Небо и земля - Новиков Дмитрий 7 стр.


«А вдруг…» — подумал Тентенников и испугался своей мысли. Он повернулся, лег на правый бок, стараясь не смотреть на самолет.

«А вдруг…» — Он оглянулся по сторонам, потом встал на колени, коснулся руками земли и пополз к аэроплану. У самого крыла он выпрямился и начал старательно осматривать машину.

Тентенников уже был знаком с управлением и умел заводить мотор: этому он выучился, прогуливаясь по Шалонскому полю и наблюдая за работой мотористов. Слабый ветер издалека начал гнать облака. Тентенников посмотрел вверх и почувствовал, как холодеет спина: во второй раз его затея может не удаться. Когда еще опять будет такой тихий день, безлюдное поле, готовый к полету аэроплан? Думать было некогда.

Механик вышел из ангара.

— Заводи! — подходя к нему, по-русски крикнул Тентенников.

Механик понял, чего от него требуют, но не двигался с места.

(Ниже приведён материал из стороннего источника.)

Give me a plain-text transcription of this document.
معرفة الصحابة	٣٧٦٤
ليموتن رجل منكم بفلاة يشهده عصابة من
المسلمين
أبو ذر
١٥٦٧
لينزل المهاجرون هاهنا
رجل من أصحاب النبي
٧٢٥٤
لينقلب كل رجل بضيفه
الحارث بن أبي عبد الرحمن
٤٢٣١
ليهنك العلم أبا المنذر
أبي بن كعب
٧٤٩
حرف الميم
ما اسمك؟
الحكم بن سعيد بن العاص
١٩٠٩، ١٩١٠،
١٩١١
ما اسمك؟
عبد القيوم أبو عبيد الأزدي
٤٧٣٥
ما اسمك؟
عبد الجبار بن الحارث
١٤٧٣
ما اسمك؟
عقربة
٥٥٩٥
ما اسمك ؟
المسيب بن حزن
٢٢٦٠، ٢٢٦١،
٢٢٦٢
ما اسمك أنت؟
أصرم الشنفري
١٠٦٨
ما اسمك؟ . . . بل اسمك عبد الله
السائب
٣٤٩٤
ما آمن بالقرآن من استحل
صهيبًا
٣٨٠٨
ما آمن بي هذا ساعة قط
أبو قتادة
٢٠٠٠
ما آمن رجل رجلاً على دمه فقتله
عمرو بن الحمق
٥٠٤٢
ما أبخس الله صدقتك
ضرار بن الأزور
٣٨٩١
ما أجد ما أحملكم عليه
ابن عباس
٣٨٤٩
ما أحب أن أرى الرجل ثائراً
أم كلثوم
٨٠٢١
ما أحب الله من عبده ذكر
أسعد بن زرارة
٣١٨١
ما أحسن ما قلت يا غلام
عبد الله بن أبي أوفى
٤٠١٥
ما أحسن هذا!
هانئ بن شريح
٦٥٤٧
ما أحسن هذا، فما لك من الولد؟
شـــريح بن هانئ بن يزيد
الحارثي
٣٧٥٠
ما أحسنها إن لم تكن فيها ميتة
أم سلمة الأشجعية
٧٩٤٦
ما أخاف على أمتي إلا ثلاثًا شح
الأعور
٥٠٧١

— Заводи! — закричал Тентенников, занося над ним огромный кулак и притопнув ногой.

Механик подбежал к мотору. Прошло три минуты. Мотор зафыркал и закряхтел.

Тентенников сел к рулю. Слабый ветер, прошедший было над аэродромом, окончательно стих.

Для того чтобы научиться автоматически двигать ногой на руле направления, нужно три недели. Тентенников выучился управлять шутя, наблюдая за работой других. Но теперь, взявшись за руль, он понял, что, может быть, приближается минута расчета с жизнью. Пусть так, отступать уже нельзя. Дальнозоркими глазами он рассмотрел людей, издалека идущих к ангарам. Обеденный перерыв кончался. Тентенников зарулил по земле.

«Разобьюсь, — подумал он. — Обязательно разобьюсь. Лучше над лесом».

Голова кружилась. Он старался не смотреть вниз. Так прошло несколько минут. Рули работали исправно. Тентенников сидел, раскрыв рот и не отнимая руки от руля. Лесок, на который бежал аэроплан, вдруг начал становиться меньше. Тентенников взглянул вниз… Аппарат уже поднялся, — странно, что так неощутима была минута подъема, — ангары быстро уменьшились, поле казалось сверху ярко-зеленым.

Он посмотрел еще раз на поле и увидел толпу возле ангаров.

Прошло несколько минут, и он окончательно успокоился. Единственное ощущение полета — ветер, летящий навстречу, да стук в висках, да совершенно непонятно почему — мучительная жажда.

Он закрыл рот. Аэроплан плавно кружил над Шалонским полем. Хотелось кричать, петь, прыгать, ощущение собственной мощи становилось сильней с каждой секундой. Когда от резкого порыва ветра кренился самолет, Тентенников, выравнивая машину, с особенной силой чувствовал значение своей сегодняшней победы: отныне он знал, что все небесные дороги открыты ему, и казалось, что-то праздничное было в щедром, ярком сиянье летнего полдня.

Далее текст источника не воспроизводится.